Responding to a third party who offered to pay him to search the database — a person who turned out to be an FBI informant — Van Buren agreed, leading to what the US government alleged was a violation of the Computer Fraud and Abuse Act.
Barrett wrote that Van Buren’s conduct “plainly flouted” his department’s policy, which authorized him to obtain database information only for law enforcement purposes.
But, she said, the court had been asked whether he violated the CFAA, which “he did not,” she wrote. Barrett said the provision of the law at issue does not cover those “who have improper motives for obtaining information that is otherwise available to them.”
“To top it all off,” she wrote, the government’s expansive interpretation of the law “would attach criminal penalties to a breathtaking amount of commonplace computer activity.”
Simply checking personal email or reading the news on a work computer would be considered a crime, Barrett added.
The court’s ruling adds definition to a long-running public debate over the breadth of the CFAA, and whether it applies to misconduct that stops short of breaking into a computer. In the past, the law has been invoked in cases involving website defacement and violations of terms of service, prompting digital rights groups to argue that it has been interpreted far too broadly.
Thursday’s ruling establishes a precedent that makes it harder to apply the CFAA in cases where an individual is authorized to access information on a computer but does so for “improper” reasons.
“Today’s decision is going to make it incumbent upon businesses and governments to be far more specific in their policies governing access to databases — not just about who is allowed to access particular databases, but about the specific purposes for which those individuals are and are not allowed to access that database,” said Steve Vladeck, CNN Supreme Court analyst and professor at the University of Texas School of Law.
“In the process, the court has made it a lot harder to punish those who misuse databases to which they generally have lawful access — and a lot more important for database owners to expressly prohibit uses of the data that aren’t specifically permitted,” he added.
Barrett’s majority opinion was joined by Justices Stephen Breyer, Sonia Sotomayor, Elena Kagan, Neil Gorsuch and Brett Kavanaugh. Justice Clarence Thomas dissented, joined by Justice Samuel Alito and Chief Justice John Roberts.
In his dissent, Thomas compared Van Buren’s actions to a valet charged with parking a car, writing that the law should have covered the police officers’ actions.
The valet, Thomas wrote, may “take possession of a person’s car to park it, but he cannot take it for a joyride,” Thomas wrote. He noted that Van Buren had permission to retrieve license plate information, but only for “law enforcement purposes.”
When the police officer accessed the database in exchange for a bribe from an acquaintance, Thomas stressed, he “exceeded authorized access” under the law. “Without valid law enforcement purposes, he was forbidden to use the computer to obtain that information,” Thomas wrote.

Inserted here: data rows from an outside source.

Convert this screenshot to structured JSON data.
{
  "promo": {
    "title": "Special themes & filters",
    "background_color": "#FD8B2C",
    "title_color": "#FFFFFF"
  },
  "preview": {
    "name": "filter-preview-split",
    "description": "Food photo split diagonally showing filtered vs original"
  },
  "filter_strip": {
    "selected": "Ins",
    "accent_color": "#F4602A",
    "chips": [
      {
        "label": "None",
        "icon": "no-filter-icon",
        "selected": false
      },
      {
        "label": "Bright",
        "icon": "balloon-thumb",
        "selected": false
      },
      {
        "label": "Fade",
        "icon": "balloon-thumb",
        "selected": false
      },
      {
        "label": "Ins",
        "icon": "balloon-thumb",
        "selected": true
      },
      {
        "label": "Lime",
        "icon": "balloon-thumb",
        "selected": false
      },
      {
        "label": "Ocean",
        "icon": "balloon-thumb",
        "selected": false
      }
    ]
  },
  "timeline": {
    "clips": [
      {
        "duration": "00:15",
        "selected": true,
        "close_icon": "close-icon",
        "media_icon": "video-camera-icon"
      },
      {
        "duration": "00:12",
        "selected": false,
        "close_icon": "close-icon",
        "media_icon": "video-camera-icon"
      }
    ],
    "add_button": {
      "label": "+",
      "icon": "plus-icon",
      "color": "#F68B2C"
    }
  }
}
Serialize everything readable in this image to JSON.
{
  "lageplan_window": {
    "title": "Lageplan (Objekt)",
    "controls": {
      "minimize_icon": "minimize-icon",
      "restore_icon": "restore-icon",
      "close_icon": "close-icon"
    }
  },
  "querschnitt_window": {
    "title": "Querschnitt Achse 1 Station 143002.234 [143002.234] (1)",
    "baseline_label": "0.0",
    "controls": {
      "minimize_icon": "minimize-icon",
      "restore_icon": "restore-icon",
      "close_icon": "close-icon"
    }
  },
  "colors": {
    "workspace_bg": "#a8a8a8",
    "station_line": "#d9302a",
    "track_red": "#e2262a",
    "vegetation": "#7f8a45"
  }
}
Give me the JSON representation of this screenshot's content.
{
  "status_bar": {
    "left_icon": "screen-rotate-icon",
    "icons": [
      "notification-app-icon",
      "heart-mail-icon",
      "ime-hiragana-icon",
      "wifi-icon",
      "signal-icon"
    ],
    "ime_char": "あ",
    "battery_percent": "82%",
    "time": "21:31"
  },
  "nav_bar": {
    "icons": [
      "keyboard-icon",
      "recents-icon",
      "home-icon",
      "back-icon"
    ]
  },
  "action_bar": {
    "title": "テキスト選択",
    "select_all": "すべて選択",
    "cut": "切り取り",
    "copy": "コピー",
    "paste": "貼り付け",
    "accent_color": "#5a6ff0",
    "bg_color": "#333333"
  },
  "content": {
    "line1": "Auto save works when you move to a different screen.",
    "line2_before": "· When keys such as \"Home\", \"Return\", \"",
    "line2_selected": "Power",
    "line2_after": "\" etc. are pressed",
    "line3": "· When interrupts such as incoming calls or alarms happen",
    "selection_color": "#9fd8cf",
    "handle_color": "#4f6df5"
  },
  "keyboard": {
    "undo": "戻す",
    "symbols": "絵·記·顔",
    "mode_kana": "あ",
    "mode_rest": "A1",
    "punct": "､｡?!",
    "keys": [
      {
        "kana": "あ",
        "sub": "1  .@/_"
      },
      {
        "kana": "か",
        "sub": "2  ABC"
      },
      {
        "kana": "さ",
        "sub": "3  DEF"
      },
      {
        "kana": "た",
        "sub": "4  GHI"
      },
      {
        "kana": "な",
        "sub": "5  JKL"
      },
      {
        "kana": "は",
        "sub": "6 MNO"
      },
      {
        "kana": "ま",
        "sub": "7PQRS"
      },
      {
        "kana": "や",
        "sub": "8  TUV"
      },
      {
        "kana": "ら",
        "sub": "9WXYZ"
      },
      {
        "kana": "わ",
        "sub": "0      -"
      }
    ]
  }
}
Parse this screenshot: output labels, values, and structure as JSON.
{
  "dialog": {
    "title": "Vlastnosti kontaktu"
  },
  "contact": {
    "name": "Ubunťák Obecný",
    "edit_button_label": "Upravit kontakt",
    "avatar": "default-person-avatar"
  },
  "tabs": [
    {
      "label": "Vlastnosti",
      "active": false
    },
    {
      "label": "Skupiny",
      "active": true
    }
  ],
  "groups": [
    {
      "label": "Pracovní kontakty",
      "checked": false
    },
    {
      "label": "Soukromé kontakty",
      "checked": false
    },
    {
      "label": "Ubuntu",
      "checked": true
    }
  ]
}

In another example, Thomas said that an employee may be entitled to pull the alarm in the event of a fire, “but he is not entitled to pull it for some other purpose, such as to delay a meeting for which he is unprepared.”
“Van Buren’s conduct was legal only if he was entitled to obtain that specific license plate information by using his admittedly authorized access to the data base,” he wrote in his dissent.
Conservatives at odds over textualism
The case produced odd bedfellows, splitting the conservatives and continuing a debate they have engaged in over the last two terms concerning a judicial philosophy called “textualism” that was championed by the late Justice Antonin Scalia. Scalia insisted that judges put a sharp focus on what Congress actually said when it passed a law, and not on what it might have intended.
For some, like the majority opinion Thursday, Barrett, Kavanaugh and Gorsuch turned to the literal meaning of the words on the page, which, they noted, subjects an individual to criminal liability if he “exceeds authorized access” to the database. The majority ruled in favor of Van Buren because he did have access to the database even if he used it improperly.
But Thomas’ dissent said that the court should have deferred to the “ordinary” interpretation of the law.
“Would an ordinary reader of the English language understand Van Buren to have “exceeded authorized access” to the database? Thomas asked.
“In my view the answer is yes,” he wrote. That’s because even though Van Buren had authorized access to the database, he did not have the authority to search it improperly for his personal gain.
“The text makes one thing clear: Using a police database to obtain information in circumstances where that use is expressly forbidden is a crime,” Thomas wrote.
This story has been updated with additional information from the opinion.